Americans have lost confidence in just about everything
The USA, Americans say, basically sucks right now.
The latest Gallup Poll says Americans over the past two years have lost confidence in, well — name it: Congress (8 percent); the presidency (33 percent); Supreme Court (32 percent); big friggin banks (“institutions” that made $4 billion charging customers for money transactions … 28 percent, down from 40 percent); 21 percent for Big Frickin’ Business; and organized religion (42 percent). The reasons for the sour and outlook are many. Take your pick: Wars, stagnant wages, a sluggish economy, the polarization and gridlock by the clowns in Washington, etc. Only the military and small business managed to climb in the confidence rankings. Hmmmmm.
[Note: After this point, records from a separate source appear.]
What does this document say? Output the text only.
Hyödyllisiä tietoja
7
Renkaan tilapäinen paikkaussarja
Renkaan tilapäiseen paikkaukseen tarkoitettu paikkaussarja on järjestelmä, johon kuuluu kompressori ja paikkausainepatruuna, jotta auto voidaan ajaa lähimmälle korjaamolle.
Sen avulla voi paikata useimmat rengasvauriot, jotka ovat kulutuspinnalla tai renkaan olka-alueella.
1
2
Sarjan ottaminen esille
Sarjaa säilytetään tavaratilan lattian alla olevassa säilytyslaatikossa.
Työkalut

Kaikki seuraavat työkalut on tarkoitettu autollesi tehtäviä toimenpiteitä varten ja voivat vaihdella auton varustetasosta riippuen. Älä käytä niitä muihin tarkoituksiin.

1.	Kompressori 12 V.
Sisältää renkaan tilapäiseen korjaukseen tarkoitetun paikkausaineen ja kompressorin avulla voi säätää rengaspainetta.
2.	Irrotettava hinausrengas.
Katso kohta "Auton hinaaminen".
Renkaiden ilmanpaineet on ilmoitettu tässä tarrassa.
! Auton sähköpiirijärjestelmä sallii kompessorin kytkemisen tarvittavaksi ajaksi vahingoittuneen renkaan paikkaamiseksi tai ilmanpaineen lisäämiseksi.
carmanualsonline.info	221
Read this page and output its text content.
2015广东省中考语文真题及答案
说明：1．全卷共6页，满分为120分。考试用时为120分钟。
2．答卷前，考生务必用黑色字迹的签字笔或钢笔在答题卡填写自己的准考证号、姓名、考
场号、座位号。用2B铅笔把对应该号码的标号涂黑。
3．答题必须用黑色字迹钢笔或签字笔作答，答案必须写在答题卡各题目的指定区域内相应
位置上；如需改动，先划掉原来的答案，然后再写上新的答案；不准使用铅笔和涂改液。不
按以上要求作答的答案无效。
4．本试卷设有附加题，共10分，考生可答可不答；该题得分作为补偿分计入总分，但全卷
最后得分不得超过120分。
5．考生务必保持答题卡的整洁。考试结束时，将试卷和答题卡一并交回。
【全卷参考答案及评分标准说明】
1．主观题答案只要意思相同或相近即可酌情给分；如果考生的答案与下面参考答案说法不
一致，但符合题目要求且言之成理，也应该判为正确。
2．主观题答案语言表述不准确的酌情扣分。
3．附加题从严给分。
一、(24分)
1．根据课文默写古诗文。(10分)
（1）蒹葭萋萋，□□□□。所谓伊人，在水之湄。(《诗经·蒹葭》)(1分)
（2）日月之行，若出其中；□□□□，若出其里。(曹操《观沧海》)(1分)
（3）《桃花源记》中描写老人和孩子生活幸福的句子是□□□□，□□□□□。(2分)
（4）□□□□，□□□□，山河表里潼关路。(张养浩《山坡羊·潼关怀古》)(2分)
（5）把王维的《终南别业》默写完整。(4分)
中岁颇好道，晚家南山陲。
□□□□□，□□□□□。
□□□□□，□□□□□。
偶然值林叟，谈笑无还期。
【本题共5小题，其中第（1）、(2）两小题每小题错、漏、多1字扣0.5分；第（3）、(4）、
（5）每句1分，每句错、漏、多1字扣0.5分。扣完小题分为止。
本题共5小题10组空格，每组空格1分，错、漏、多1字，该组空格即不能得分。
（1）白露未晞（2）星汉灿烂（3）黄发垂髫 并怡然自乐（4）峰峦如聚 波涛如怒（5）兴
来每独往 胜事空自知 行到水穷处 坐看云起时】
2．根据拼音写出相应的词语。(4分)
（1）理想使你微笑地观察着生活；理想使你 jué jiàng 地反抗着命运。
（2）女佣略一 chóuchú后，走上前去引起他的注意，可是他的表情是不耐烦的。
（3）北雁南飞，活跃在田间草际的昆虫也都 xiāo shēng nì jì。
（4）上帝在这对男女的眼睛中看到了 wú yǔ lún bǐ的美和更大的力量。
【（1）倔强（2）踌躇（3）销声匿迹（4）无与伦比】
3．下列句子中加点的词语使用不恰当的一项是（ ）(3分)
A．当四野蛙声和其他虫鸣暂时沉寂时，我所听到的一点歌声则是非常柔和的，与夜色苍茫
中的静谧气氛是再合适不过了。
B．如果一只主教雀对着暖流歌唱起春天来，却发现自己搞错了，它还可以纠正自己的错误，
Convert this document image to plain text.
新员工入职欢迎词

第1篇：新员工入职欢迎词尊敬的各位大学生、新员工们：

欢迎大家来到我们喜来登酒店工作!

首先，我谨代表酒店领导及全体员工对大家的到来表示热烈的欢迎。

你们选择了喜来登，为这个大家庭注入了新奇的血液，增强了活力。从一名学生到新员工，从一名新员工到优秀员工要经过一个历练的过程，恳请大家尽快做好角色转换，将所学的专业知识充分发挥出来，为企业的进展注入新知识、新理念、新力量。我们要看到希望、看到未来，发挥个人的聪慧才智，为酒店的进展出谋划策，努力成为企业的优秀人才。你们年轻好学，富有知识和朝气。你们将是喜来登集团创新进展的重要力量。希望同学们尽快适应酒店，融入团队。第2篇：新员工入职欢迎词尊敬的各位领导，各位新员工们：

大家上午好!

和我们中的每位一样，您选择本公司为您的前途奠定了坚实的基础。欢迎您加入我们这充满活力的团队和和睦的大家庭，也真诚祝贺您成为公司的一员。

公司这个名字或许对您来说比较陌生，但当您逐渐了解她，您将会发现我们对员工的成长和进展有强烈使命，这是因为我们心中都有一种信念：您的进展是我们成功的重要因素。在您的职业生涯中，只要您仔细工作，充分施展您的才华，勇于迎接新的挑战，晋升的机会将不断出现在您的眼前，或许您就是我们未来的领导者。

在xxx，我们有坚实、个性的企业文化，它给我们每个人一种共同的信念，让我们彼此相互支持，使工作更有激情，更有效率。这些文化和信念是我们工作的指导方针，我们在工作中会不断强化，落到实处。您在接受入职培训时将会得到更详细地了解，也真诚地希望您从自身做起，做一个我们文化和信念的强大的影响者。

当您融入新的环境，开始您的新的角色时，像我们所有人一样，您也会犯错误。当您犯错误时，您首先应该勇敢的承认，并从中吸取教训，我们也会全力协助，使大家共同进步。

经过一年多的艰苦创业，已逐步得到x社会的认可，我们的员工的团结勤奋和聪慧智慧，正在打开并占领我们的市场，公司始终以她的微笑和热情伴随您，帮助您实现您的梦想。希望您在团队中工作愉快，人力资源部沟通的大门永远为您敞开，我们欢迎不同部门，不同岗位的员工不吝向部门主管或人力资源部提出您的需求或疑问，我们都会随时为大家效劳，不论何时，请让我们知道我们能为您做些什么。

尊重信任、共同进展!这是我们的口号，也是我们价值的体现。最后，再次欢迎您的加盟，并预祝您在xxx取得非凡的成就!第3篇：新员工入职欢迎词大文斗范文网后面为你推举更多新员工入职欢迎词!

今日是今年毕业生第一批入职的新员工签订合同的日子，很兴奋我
Pope Francis calls for a revolution for the sake of climate — and each other
Daniel Burke, CNN religious reporter, analyzes Thursday’s “Laudato si,” Pope Francis’ “encyclical” message to 1 billion Catholics.
“What kind of world do we want to leave to those who come after us, to children who are now growing up? The question not only concerns the environment in isolation; the issue cannot be approached piecemeal.”
The environment is intimately connected to our care for each other, Francis says, and we are failing miserably at both. The pope spared few of the world’s institutions and denounced big businesses, energy companies, shortsighted politicians, scurrilous scientists, laissez faire economists, callous Christians and myopic media professionals. Hmmmmm.
‘Branding’ and other corporate b.s. is ruining journalism
Gene Weingarten of the Washington Post responds to a journalism student after she asked him how he built his personal brand over the years. Weingarten, a Pulitzer Prize-winning humor columnist, didn’t mince words. Among them: “The media is in a frantic, undignified campaign to economize while at the same time attracting more “eyeballs.” It’s a dangerous situation: Newspapers that used to allocate their resources to deposing dictators and ferreting out corruption are now using them to publish snapshots of their readers’ cats.” By the way, Americans have only 24 percent confidence in newspapers these days, down from 30 percent. Hmmmm.
Taxpayers pay through the nose to rebuild houses on the ocean’s edge — again and again and again
New England Center for Investigative Reporting uncovers a story that might echo in the Red River Valley. It’s a top shelf head scratcher. According to NECIR, “A vacation home damaged at least 10 times by Atlantic storms will be elevated with money from a federal grant for the second time in a dozen years — this time for $180,000,” records show. “The home has emerged as a symbol of controversial federal policies that financially support the rebuilding of homes on the sea’s edge with tax dollars, no matter how vulnerable they are to climate change’s rising seas and more severe storms. The grant adds to the close to $1 million the home has received for flood damage in the past four decades through insurance payouts and grants, funded in part with taxpayer dollars.” Hmmmmm.